Vaccine for viruses

There are many vaccines to prevent bacterial infections. In addition to those already mentioned there are vaccines against pertussis, Haemophilus influenzae type B, cholera, typhoid, and Streptococcus pneumoniae. A TB vaccine exists, with limited effectiveness.

A long-running antivax meme claims that vaccinated people may not get sick but are still infected and allegedly passing on the bugs to others. The polite term for this is “bullshit”.

Vaccines can attenuate symptoms in a vaccinated person who still contracts the disease - influenza, for example.

I guess this used to be true, but increasingly it isn’t. See the Wiki page Therapeutic vaccines.

More recently the term “specific immunotherapy” has come to be preferred to “therapeutic vaccine”, at least in Europe.

Complicated old world, eh?

j

PS - as a BTW, in re of another discussion upthread, there’s also a Wiki page Category:Live vaccines.

Yep. Related to the word “vaquero” (for cowboy) and buckaroo (same)

Only “mostly”? What else are antibiotics effective against besides bacteria?

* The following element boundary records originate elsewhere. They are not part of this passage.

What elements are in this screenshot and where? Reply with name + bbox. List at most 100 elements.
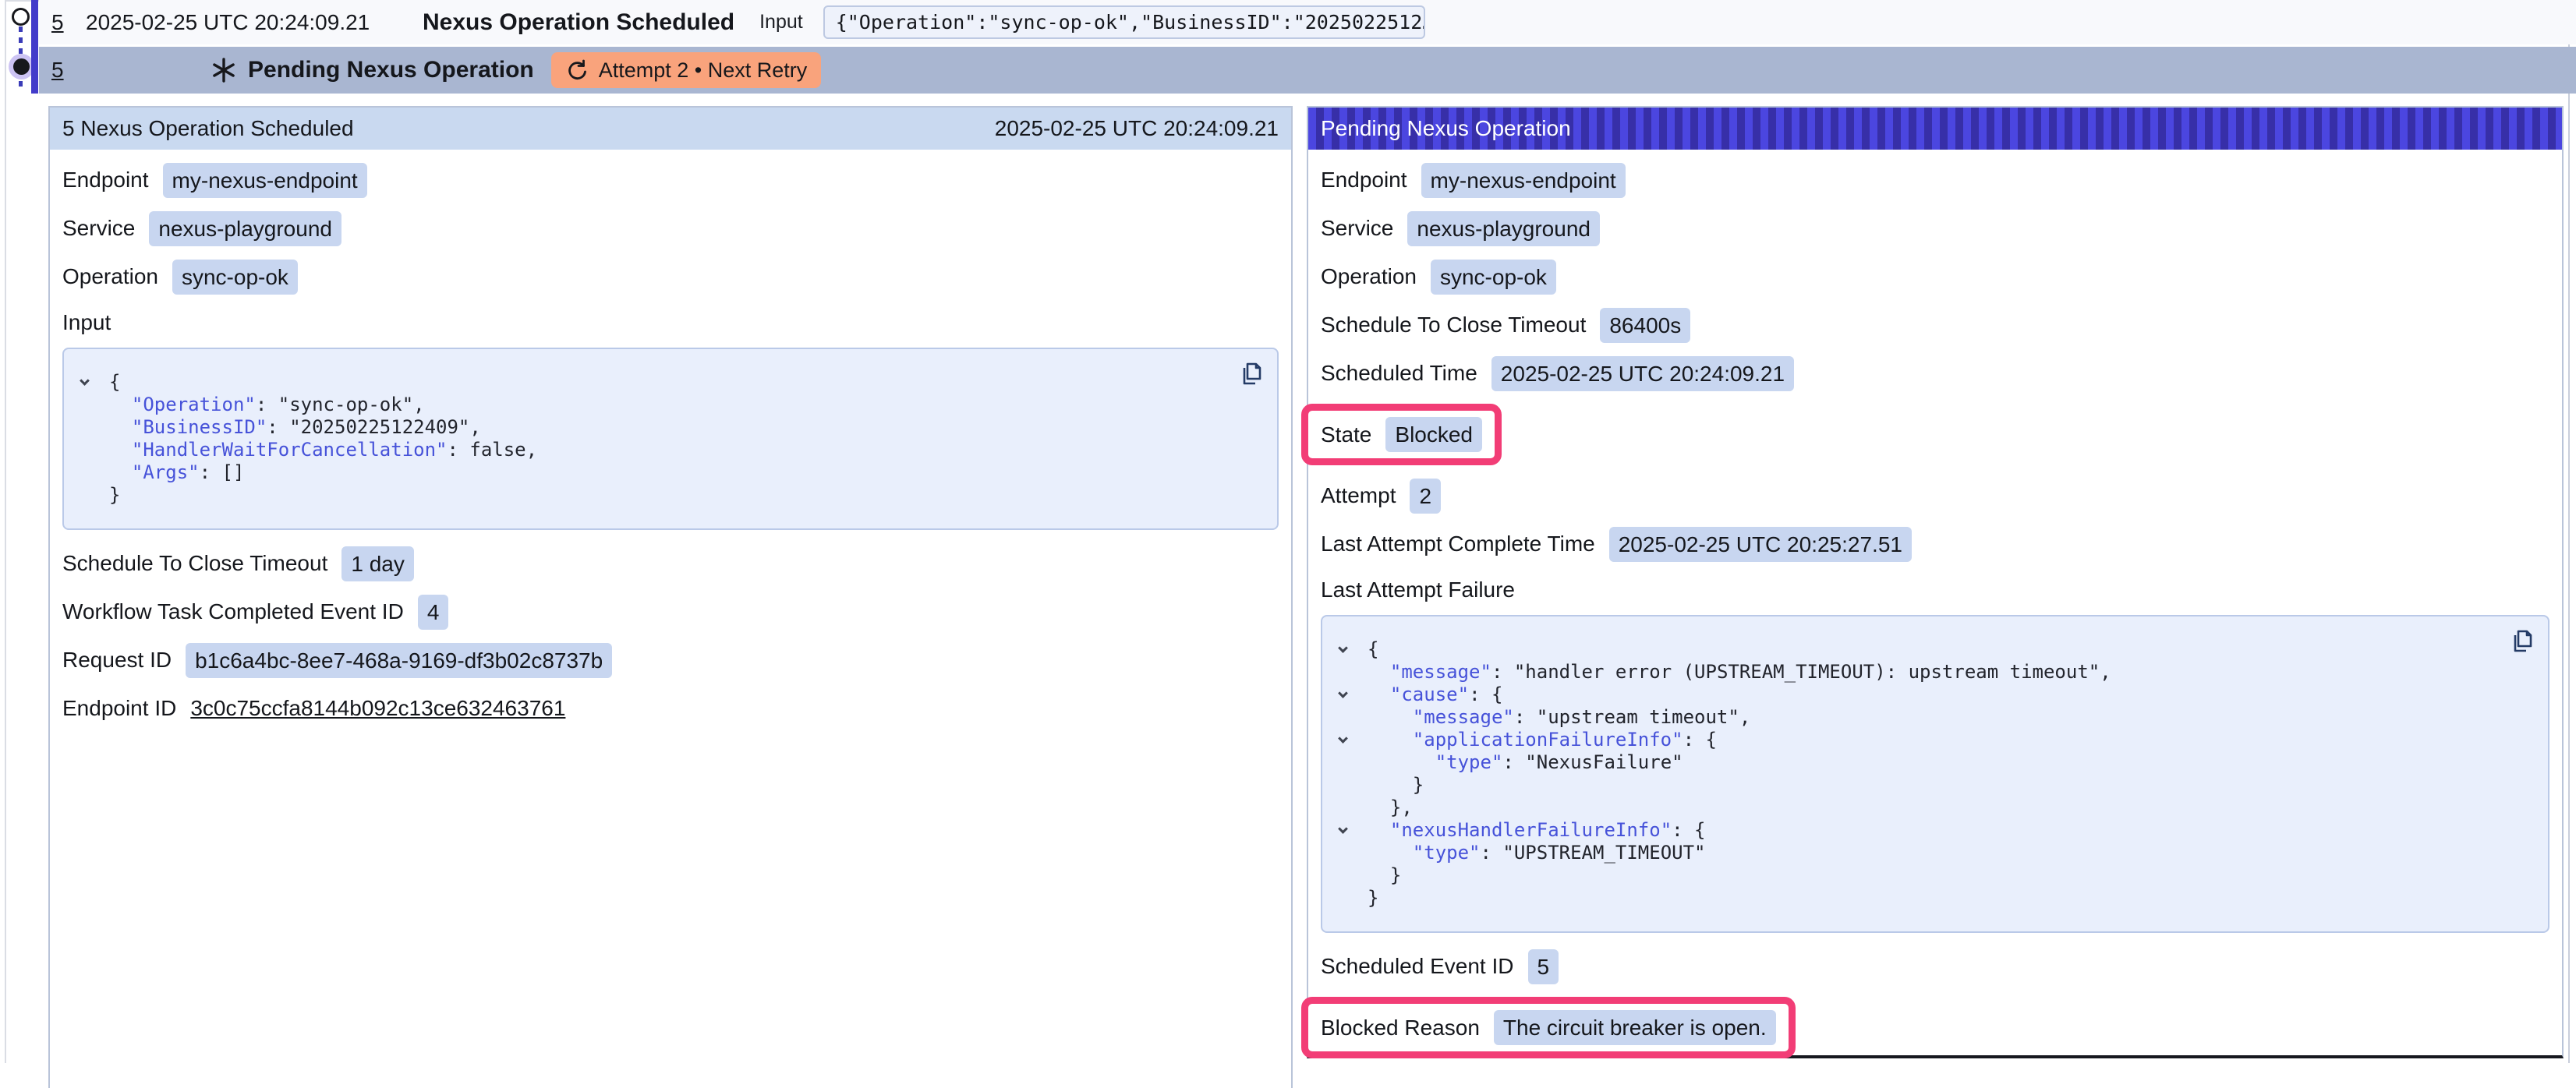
field-row-state: StateBlocked	[1301, 404, 1502, 465]
field-row-schedule-to-close-timeout: Schedule To Close Timeout 1 day	[62, 546, 414, 581]
field-row-blocked-reason: Blocked Reason The circuit breaker is ope…	[1301, 997, 1796, 1058]
frame-right-border	[2568, 0, 2570, 1063]
field-label: Endpoint ID	[62, 696, 176, 721]
input-section-label: Input	[62, 307, 1279, 338]
code-text: "cause": {	[1368, 684, 1502, 706]
event-detail-panel-scheduled: 5 Nexus Operation Scheduled 2025-02-25 U…	[48, 106, 1293, 1088]
collapse-chevron-icon[interactable]	[81, 371, 109, 394]
code-line: "applicationFailureInfo": {	[1339, 729, 2531, 751]
gutter-spacer	[81, 416, 109, 439]
field-row-service: Servicenexus-playground	[62, 210, 341, 246]
field-label: Request ID	[62, 648, 172, 673]
field-label: Schedule To Close Timeout	[1321, 313, 1586, 337]
collapse-chevron-icon[interactable]	[1339, 684, 1368, 706]
frame-left-border	[5, 0, 6, 1063]
field-label: Operation	[1321, 264, 1417, 289]
code-text: }	[1368, 864, 1401, 887]
gutter-spacer	[1339, 842, 1368, 864]
field-value[interactable]: 3c0c75ccfa8144b092c13ce632463761	[190, 696, 565, 721]
event-input-label: Input	[759, 11, 803, 34]
code-text: "applicationFailureInfo": {	[1368, 729, 1717, 751]
collapse-chevron-icon[interactable]	[1339, 819, 1368, 842]
gutter-spacer	[1339, 706, 1368, 729]
copy-icon[interactable]	[2507, 627, 2535, 655]
field-row-operation: Operationsync-op-ok	[1321, 259, 1556, 295]
field-value: 2025-02-25 UTC 20:24:09.21	[1491, 356, 1794, 391]
retry-attempt-badge: Attempt 2 • Next Retry	[551, 52, 822, 88]
temporal-event-history-screen: { "colors": { "accent_indigo": "#4b46e0"…	[0, 0, 2576, 1063]
field-label: Endpoint	[62, 168, 149, 193]
retry-icon	[565, 58, 589, 82]
code-line: }	[1339, 887, 2531, 910]
event-row-pending-nexus-operation[interactable]: 5 Pending Nexus Operation Attempt 2 • Ne…	[39, 47, 2576, 94]
event-row-nexus-operation-scheduled[interactable]: 5 2025-02-25 UTC 20:24:09.21 Nexus Opera…	[39, 0, 2576, 44]
field-row-schedule-to-close-timeout: Schedule To Close Timeout 86400s	[1321, 307, 1690, 343]
field-row-workflow-task-completed-event-id: Workflow Task Completed Event ID4	[62, 594, 448, 630]
gutter-spacer	[81, 461, 109, 484]
field-label: Scheduled Event ID	[1321, 954, 1514, 979]
code-line: "Args": []	[81, 461, 1260, 484]
field-row-endpoint: Endpointmy-nexus-endpoint	[1321, 162, 1626, 198]
copy-icon[interactable]	[1237, 360, 1265, 388]
code-text: "nexusHandlerFailureInfo": {	[1368, 819, 1706, 842]
code-text: "message": "upstream timeout",	[1368, 706, 1750, 729]
field-label: Scheduled Time	[1321, 361, 1477, 386]
code-text: }	[1368, 774, 1424, 797]
gutter-spacer	[81, 439, 109, 461]
pending-operation-title: Pending Nexus Operation	[248, 57, 534, 83]
field-label: Service	[62, 216, 135, 241]
field-label: Service	[1321, 216, 1393, 241]
gutter-spacer	[1339, 774, 1368, 797]
code-line: "message": "handler error (UPSTREAM_TIME…	[1339, 661, 2531, 684]
field-value: 5	[1528, 949, 1559, 984]
panel-header-timestamp: 2025-02-25 UTC 20:24:09.21	[995, 116, 1279, 141]
field-row-service: Service nexus-playground	[1321, 210, 1600, 246]
field-value: my-nexus-endpoint	[1421, 163, 1626, 198]
field-value: 86400s	[1600, 308, 1690, 343]
panel-header-title: 5 Nexus Operation Scheduled	[62, 116, 354, 141]
collapse-chevron-icon[interactable]	[1339, 729, 1368, 751]
code-line: },	[1339, 797, 2531, 819]
last-attempt-failure-label: Last Attempt Failure	[1321, 574, 2549, 606]
code-text: {	[109, 371, 120, 394]
field-label: Workflow Task Completed Event ID	[62, 599, 404, 624]
field-row-request-id: Request ID b1c6a4bc-8ee7-468a-9169-df3b02…	[62, 642, 612, 678]
field-value: b1c6a4bc-8ee7-468a-9169-df3b02c8737b	[186, 643, 612, 678]
selected-rows-indicator-bar	[31, 0, 38, 94]
field-label: Blocked Reason	[1321, 1016, 1480, 1040]
code-line: "cause": {	[1339, 684, 2531, 706]
panel-header-striped: Pending Nexus Operation	[1308, 108, 2562, 150]
field-value: sync-op-ok	[172, 260, 298, 295]
field-value: nexus-playground	[1407, 211, 1600, 246]
field-value: Blocked	[1385, 417, 1482, 452]
field-row-endpoint-id: Endpoint ID 3c0c75ccfa8144b092c13ce632463…	[62, 691, 565, 726]
gutter-spacer	[1339, 751, 1368, 774]
code-text: {	[1368, 638, 1378, 661]
field-value: 2	[1410, 479, 1441, 514]
field-label: Schedule To Close Timeout	[62, 551, 327, 576]
field-value: 1 day	[341, 546, 414, 581]
field-row-last-attempt-complete-time: Last Attempt Complete Time 2025-02-25 UTC…	[1321, 526, 1912, 562]
field-value: 2025-02-25 UTC 20:25:27.51	[1609, 527, 1912, 562]
nexus-asterisk-icon	[211, 57, 237, 83]
event-timestamp: 2025-02-25 UTC 20:24:09.21	[86, 10, 391, 35]
event-id-link[interactable]: 5	[51, 58, 69, 83]
code-line: "type": "UPSTREAM_TIMEOUT"	[1339, 842, 2531, 864]
field-label: Last Attempt Complete Time	[1321, 532, 1595, 556]
event-input-preview-chip[interactable]: {"Operation":"sync-op-ok","BusinessID":"…	[823, 5, 1425, 39]
code-text: },	[1368, 797, 1413, 819]
code-text: "message": "handler error (UPSTREAM_TIME…	[1368, 661, 2111, 684]
panel-header-title: Pending Nexus Operation	[1321, 116, 1571, 141]
input-json-codeblock: { "Operation": "sync-op-ok", "BusinessID…	[62, 348, 1279, 530]
code-text: }	[1368, 887, 1378, 910]
gutter-spacer	[1339, 797, 1368, 819]
field-value: The circuit breaker is open.	[1494, 1010, 1776, 1045]
gutter-spacer	[1339, 887, 1368, 910]
field-row-scheduled-time: Scheduled Time 2025-02-25 UTC 20:24:09.21	[1321, 355, 1794, 391]
code-line: }	[1339, 864, 2531, 887]
event-id-link[interactable]: 5	[51, 10, 69, 35]
collapse-chevron-icon[interactable]	[1339, 638, 1368, 661]
code-line: "Operation": "sync-op-ok",	[81, 394, 1260, 416]
field-row-scheduled-event-id: Scheduled Event ID 5	[1321, 948, 1559, 984]
panel-content: Endpointmy-nexus-endpointServicenexus-pl…	[50, 162, 1291, 726]
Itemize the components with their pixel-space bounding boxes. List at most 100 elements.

I don’t know why this keeps popping up

Whooping cough, pneumonia, diphtheria, tetanus, meningococcal septicemia, epiglottitis, cholera, typhoid, and anthrax are all bacterial infections well worth vaccinating against and commonly are.

Is immune globulin still used these days to treat viral illnesses?

I remember reading about it being used in, for example, a past Ebola outbreak. Serum from a recovered person was injected into a person who was ill to get the benefit of the recovered person’s antibodies.

I’m not sure if it was a rarely used desperation measure, or if it is in any more widespread use.

mmunoglobulin/antibody/plasma therapy is being used right now in China to treat people who are very sick with SARS-2 COVID, from the COVID-19 virus. Because right now there aren’t any other treatments that are known to be effective. There may be a lot of other treatments that /are/ effective, and plasma treatment may not be /very/ effective, but right now not a lot is /known/, except that COVID-19 has a very high fatality rate (10~50%) among those people who are so sick that they need intensive care, and any treatment which is likely to be effective must be tried.

To date, plasma therapy is only in use in China, because only China has enough recovered people to donate plasma.

Aside: a “very high fatality rate among those people who are sick that they need intensive care” isn’t a very meaningful statement. They “need intensive care” because they’re so sick that they have a high fatality rate. You could likewise say that those who need intensive care for a common cold also have a high fatality rate. But it’s not a useful statement unless you also include just how many cold-sufferers get that sick.

All of the people I’ve known who’ve required intensive care have survived. Friends, relatives, acquaintances. Knife wounds, influenza, sepsis, accidents, whatever. Most people who go into ICU will survive.

The USA is an outlier for putting dying people into ICU. My father died of cancer and bed-rest. If he had been in the USA, perhaps he would have died in ICU. That colors your perception of what it means to be put into ICU in China. In China and Aus, people are put into ICU if they will benefit from intensive care (in one way or another).

COVID-19 is different from influenza. It has a high fatality rate among those people who are so sick that they need intensive care.

Just after that post, I looked it up, and the overall mortality rate for ICU patients was something like 8 to 19%. So Covid-19’s rate could be in the normal range to much higher than normal.

Pneumonia and epiglottitis are not bacterial infections; they are nonspecific conditions of the respiratory tract. They can be caused by bacteria, but they need not be. But you are right that there exist vaccines that protect against at least some of the bacterial causes.